И тут Ефрем вспомнил прощальное наставление старца — молиться в час смертной туги за всех грешных и заблудших. Мгновенно он сложил руки на груди и закрыл глаза, готовясь приступить к молитве. Тем временем Пахом спокойно примерился и, раскрутив кистень, свистящим косым ударом поверг монаха наземь. Железный окованчик угодил тому не в голову, не в висок, как метил напавший, а по мягкой части шеи, белевшей меж воротом вретища и подрезанными волосами инока. Он лёг на мох и ещё вздрагивал, дёргая на сторону головою, когда косматый чернобородый увалень уже обшаривал его, нагнувшись, переворачивая тело, будто медведь валежину. Грабитель сорвал с него оловянный крестик, сунул себе за пазуху, потом, оставив тело, обратился к дорожной суме инока, ловкими пальцами развязал вервии и, потянув за торчавшее из котомки топорище, вынул железный топор, осмотрел его и бережно, как уже своё имущество, положил боком на землю. Затем поднёс разверстую суму к лицу и стал заглядывать в её пустое вместилище, мирно сопя и внимательно хмуря брови.
В это время очнувшийся монах приподнялся и, держась за шею одной рукою, другою взял топор. Несильно взмахнув им, монах вонзил остро наточенное лезвие в согнутую спину разбойника. Тот крякнул, выпрямился и, не сумев подняться на ноги, повалился с корточек долой и лёг рядом с иноком. Они возлежали на серебристом мху, кое-где пробитом кругами и узорами зелёного, — словно на пышном ковре два уснувших королевича. И были разбросаны по нарядному ковру малиновые кубки — стояли во мху развёрнутые грибы-сыроежки. А вокруг высился, застыв в безмолвии, частый молодой сосняк с красновато-бурой тесниной стволья, будто напирали со всех сторон, окружив поляну, солдаты иных времён в мундирах с золотым шитьём, с зелёными знаменами, за которыми не видно было неба. Ни лучика солнца не пробивалось сверху сквозь плотную хвою — оно бушевало где-то высоко над прохладными пещерами леса: головы воинства древесного были на жаре, а ноги в прохладе.
Я никогда не мог ощутить, где кончаются пределы моего времени и начинается другое — без меня и вне меня, я всегда был и пребуду вечно в своём чувстве времени, и меня не трогает зрелище чьей-нибудь смерти — она не убедительна для моего сознания. Ибо умирающие деревья — это всего лишь частичное отмирание: выпадение волоса, отскок чешуйки от ствола, летящий с вершины дерева лист, — необходимое для лесного обновления действие. А то нескончаемое, к чему приобщена душа моя, не знает смерти и никогда не узнает её. То, что умрёт вместе с моим телом, достойно погибели. Но если я внутри Бога, а не вне Его, то я всё равно бессмертен — так же как и любой умерший на моих глазах и смешавшийся с землёю лесной гигант. Поэтому лес, представший как сомкнутый вокруг поляны тесный строй солдат в мундирах с золотым шитьём, протянувший прохладные зелёные пещеры, наполненные погребным духом грибов, — Лес это я. Я, неуловимый для чьей-нибудь одной любви, я, любящий все времена и эпохи земные, — могу спокойно смотреть на то, как лежат рядом на полянке два человека, попытавшиеся убить один другого, и кровь льётся от кого-то из них на примятый его спиною узорчатый лист папортника.

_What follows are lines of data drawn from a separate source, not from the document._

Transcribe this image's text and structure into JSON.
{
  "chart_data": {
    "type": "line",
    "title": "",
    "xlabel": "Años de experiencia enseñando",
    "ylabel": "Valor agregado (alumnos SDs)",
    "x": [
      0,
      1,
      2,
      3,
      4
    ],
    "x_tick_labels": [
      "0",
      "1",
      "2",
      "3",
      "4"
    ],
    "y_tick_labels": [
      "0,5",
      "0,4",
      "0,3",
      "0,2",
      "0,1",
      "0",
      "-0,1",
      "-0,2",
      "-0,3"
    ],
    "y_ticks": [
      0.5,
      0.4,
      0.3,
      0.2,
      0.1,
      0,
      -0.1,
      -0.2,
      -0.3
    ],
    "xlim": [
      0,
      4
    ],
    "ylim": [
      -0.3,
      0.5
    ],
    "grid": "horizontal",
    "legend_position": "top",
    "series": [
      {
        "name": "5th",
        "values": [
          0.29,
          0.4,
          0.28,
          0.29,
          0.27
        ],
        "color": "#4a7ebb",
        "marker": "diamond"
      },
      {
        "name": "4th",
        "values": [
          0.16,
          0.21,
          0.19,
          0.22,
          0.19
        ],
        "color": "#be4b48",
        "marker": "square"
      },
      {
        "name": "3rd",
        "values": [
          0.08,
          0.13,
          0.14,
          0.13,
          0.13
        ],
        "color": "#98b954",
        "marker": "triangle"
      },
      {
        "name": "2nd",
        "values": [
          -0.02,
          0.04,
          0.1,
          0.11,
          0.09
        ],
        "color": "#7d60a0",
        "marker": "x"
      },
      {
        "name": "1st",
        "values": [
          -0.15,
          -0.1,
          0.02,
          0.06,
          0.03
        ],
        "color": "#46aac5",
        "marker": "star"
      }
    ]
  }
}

Я, многократно горевший и возрождавшийся зелёный зверь на сотни вёрст вдоль и поперёк, сплетённый под землёю общими корнями, не знающими вымирания, испятнанный по зелёно-бурой шкуре своей чёрными пятнами торфяников, словно безобразными следами чьих-то укусов, — я приютил, не дал пропасть одной человеческой душе, подвёл её к вывороченной громадной ели, что валялась на земле, задрав плоское коренье своё в виде вздыбленной земляной стены… Возле болота, где семьсот лет спустя начнут добывать торф, поселился инок Ефрем, устроив небольшую келью: привалив жерди к вывороченной корнями земляной лепёхе, сверху обложив шалаш корьем. Рядышком с кельей, под той же стенкой выворотня, Ефрем поселил в могилу убитого им разбойника Пахома Курина. Инок поставил над ним берёзовый крест, смастерив его с помощью того же топора, которым он и зарубил Курю.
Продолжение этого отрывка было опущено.